Application of fundamental theorem of calculus I have this problem:
$$ \frac{d}{dx} \left( \int_{\sqrt{x}}^{x^2-3x} \tan(t) dt \right) $$
I know how found the derivative of the integral from constant $a$ to variable $x$ so:
$$ \frac{d}{dx} \left( \int_a^x f(t) dt  \right) $$
but I don't know how make it between two variables, in this case from $\sqrt{x}$ to $x^2-3x$
Thanks so much.
 A: First we work formally: you can write your integral, say $F(x)=\int_a^{g(x)}f(t)\,dt-\int_a^{h(x)}f(t)\,dt$, where $f,g$ and $h$ are the functions appearing in your problem, and $a\in\mathbb R$ is constant. Next, you can apply chain rule together with fundamental theorem of calculus in order to derivate the difference above.
What is left? the existence of such $a$: Recall that by definition the upper and lower Riemann integrals are defined for bounded functions, so it is required that your integrand $\tan$ is bounded on one of the possible two integration intervals $I=[f(x),g(x)]$ or $J=[g(x),f(x)]$. This occurs only when
$$\sqrt x,\,x^2-3x\in\Bigl(-\frac{\pi}2+k\pi,\frac{\pi}2+k\pi\Bigr),\ \style{font-family:inherit;}{\text{for some integer}}\ k\,.\tag{$\mathbf{I}$}$$
Since both $\sqrt{x}$ and $x^2-3x$ are continuous functions, the set of the values $x$ satisfying the previous inclusion is non-empty (easy exercise left to you) and open in $\mathbb R$, so it is a countable union of open intervals. When you try to calculate the derivative, you are working locally, that is, in some of these intervals, so you simply choose a fixed element $a$ in such interval, and proceed as stated at the beginning.
If you are not familiar with the notion of "open set", then simply solve explicitly the equation $(\mathbf{I})$ and see what happens.
A: Hint: Let $F(t)$ be an antiderivative of $\tan t$. We can find an explicit formula for $F(t)$, but it is better not to.

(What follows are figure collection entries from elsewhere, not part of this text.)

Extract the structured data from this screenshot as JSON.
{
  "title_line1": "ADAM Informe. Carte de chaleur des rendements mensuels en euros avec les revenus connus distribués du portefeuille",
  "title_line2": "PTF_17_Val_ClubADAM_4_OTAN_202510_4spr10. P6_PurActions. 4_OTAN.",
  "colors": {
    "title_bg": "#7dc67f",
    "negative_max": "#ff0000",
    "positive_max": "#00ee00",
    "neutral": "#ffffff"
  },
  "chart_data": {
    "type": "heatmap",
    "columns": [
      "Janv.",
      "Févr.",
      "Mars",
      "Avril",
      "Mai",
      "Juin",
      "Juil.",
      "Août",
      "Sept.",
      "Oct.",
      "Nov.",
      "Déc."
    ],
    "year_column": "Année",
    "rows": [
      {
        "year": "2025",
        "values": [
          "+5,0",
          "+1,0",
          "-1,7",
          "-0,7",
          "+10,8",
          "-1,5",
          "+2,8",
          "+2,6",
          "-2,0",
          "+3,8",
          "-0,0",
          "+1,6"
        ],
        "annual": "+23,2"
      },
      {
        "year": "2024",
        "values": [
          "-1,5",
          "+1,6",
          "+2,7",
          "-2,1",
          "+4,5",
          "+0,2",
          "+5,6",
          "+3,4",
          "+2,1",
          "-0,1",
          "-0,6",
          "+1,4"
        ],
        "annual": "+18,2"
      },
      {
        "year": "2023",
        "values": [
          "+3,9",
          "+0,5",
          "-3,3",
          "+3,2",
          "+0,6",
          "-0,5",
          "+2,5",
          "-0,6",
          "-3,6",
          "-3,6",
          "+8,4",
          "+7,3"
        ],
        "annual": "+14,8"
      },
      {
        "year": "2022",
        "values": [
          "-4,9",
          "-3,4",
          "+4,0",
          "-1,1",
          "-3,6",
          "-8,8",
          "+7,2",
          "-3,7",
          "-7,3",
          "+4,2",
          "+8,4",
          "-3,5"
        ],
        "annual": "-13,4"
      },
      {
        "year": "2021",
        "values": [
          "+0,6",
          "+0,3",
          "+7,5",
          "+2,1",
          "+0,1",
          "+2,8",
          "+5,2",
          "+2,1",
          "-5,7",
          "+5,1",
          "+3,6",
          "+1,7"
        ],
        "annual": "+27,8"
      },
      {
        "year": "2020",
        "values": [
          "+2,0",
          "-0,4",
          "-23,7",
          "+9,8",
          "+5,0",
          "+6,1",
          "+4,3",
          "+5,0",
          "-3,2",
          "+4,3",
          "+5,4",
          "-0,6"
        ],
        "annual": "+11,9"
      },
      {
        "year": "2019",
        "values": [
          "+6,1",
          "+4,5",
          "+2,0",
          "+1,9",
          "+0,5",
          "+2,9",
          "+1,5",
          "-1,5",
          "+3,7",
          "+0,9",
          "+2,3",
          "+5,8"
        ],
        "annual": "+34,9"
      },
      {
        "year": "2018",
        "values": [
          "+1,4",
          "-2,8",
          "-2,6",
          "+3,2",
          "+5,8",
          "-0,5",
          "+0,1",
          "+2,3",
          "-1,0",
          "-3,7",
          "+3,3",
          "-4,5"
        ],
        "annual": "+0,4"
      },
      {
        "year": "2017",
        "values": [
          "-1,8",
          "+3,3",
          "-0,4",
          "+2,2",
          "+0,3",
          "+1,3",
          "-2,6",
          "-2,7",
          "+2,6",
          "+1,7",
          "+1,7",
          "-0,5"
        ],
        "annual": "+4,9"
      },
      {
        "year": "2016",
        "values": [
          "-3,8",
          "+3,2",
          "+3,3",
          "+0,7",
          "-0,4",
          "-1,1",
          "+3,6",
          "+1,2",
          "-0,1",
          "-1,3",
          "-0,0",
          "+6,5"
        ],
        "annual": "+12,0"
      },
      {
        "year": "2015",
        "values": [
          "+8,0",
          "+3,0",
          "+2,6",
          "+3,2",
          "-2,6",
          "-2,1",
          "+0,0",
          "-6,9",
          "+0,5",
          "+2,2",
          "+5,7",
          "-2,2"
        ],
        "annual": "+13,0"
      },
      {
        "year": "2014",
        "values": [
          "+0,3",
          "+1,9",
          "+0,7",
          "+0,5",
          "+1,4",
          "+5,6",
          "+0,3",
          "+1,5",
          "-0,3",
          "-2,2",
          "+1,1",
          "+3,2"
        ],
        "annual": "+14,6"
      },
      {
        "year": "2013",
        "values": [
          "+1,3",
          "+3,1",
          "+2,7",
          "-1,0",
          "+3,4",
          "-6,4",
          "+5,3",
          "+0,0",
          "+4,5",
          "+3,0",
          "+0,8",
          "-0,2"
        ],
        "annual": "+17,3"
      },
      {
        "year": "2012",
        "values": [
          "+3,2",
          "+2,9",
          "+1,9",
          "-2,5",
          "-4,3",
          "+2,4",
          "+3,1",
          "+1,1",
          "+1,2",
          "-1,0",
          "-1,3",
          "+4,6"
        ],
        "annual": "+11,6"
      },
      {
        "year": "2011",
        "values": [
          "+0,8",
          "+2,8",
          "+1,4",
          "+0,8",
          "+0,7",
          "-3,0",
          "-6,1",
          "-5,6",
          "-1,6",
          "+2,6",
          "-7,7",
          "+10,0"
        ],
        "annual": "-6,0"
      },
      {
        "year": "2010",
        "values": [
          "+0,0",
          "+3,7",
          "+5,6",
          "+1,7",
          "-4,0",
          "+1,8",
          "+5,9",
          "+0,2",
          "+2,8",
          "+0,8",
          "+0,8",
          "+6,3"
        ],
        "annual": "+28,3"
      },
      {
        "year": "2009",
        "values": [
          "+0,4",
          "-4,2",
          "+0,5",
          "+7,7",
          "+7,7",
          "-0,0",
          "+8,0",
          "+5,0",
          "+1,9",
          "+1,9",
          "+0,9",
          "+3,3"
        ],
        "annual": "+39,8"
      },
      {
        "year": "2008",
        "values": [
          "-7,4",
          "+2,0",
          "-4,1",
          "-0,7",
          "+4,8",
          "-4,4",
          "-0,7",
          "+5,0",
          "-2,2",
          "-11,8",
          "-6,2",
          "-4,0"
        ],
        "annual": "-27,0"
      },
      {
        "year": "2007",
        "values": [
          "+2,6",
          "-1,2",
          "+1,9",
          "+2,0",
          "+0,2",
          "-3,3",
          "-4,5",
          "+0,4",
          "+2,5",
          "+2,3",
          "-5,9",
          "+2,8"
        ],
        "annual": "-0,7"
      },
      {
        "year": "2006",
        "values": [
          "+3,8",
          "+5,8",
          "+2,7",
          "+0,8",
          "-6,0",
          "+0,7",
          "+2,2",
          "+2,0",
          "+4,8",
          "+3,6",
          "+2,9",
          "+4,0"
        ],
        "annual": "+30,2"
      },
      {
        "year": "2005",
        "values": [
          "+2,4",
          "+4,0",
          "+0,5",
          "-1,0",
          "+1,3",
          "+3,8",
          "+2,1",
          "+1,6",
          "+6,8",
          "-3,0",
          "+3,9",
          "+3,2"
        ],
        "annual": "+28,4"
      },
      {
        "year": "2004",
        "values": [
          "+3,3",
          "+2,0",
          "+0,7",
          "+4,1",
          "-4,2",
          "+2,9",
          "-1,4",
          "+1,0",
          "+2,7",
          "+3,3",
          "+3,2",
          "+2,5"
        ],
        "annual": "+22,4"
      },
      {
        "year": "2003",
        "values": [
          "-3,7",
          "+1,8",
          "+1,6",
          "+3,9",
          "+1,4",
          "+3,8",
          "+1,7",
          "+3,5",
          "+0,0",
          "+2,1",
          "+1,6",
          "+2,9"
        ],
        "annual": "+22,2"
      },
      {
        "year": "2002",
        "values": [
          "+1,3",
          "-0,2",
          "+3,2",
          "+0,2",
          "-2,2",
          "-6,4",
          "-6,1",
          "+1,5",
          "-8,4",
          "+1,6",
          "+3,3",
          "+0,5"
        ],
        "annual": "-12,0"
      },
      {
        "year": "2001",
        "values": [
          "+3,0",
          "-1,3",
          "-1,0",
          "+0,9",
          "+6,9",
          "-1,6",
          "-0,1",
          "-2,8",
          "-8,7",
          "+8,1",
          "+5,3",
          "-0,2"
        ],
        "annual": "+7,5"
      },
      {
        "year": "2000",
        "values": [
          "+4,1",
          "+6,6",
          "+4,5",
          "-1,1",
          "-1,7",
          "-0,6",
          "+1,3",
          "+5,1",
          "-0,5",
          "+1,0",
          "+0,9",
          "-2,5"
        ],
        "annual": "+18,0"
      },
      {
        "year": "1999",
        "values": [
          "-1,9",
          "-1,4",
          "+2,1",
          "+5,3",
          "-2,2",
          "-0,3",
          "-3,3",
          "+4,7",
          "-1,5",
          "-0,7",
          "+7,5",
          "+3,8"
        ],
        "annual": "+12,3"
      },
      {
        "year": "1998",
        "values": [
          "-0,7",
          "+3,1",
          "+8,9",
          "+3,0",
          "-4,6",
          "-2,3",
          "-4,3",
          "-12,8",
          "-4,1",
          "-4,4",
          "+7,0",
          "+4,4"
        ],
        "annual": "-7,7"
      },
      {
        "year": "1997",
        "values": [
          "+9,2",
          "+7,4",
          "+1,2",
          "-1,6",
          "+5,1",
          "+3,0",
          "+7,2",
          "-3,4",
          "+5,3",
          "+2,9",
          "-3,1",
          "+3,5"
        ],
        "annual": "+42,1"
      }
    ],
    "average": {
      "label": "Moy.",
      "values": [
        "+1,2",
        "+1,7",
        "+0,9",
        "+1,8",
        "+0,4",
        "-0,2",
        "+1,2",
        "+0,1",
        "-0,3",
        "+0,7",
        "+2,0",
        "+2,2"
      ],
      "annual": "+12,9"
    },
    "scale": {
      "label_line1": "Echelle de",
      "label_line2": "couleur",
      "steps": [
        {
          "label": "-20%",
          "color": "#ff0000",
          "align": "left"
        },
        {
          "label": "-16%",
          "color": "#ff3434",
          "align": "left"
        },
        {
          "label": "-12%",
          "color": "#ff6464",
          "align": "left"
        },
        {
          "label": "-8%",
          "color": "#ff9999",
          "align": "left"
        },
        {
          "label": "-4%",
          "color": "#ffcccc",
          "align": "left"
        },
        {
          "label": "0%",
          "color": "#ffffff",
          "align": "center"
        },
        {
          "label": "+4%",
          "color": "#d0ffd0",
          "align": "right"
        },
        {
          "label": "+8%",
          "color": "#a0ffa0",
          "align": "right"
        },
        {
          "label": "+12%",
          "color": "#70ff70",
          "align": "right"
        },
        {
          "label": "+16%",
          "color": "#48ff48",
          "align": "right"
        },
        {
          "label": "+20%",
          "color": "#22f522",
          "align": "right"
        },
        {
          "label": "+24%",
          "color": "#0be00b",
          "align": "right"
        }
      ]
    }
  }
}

Then our integral is $F(x^2-3x)-F(\sqrt{x})$. Differentiate, using the Chain Rule, and remembering that $F'(u)=\tan u$. 
A: In general, by chain rule, we have$$\dfrac{d}{dx} \left(\int_{f(x)}^{g(x)} h(t) dt\right) = \dfrac{d g(x)}{dx} \dfrac{d }{d g(x)} \left(\int_{f(x)}^{g(x)} h(t) dt\right) + \dfrac{d f(x)}{dx} \dfrac{d }{d f(x)} \left(\int_{f(x)}^{g(x)} h(t) dt\right)$$
Now make use the fundamental theorem of calculus to conclude that
$$\dfrac{d }{d g(x)} \left(\int_{f(x)}^{g(x)} h(t) dt\right) = h(g(x))$$
$$\dfrac{d }{d f(x)} \left(\int_{f(x)}^{g(x)} h(t) dt\right) = -h(f(x))$$
Hence,
$$\dfrac{d}{dx} \left(\int_{f(x)}^{g(x)} h(t) dt\right) = \dfrac{d g(x)}{dx} h(g(x)) - \dfrac{d f(x)}{dx} h(f(x))$$
A slightly more generalized version is the Leibniz integral rule.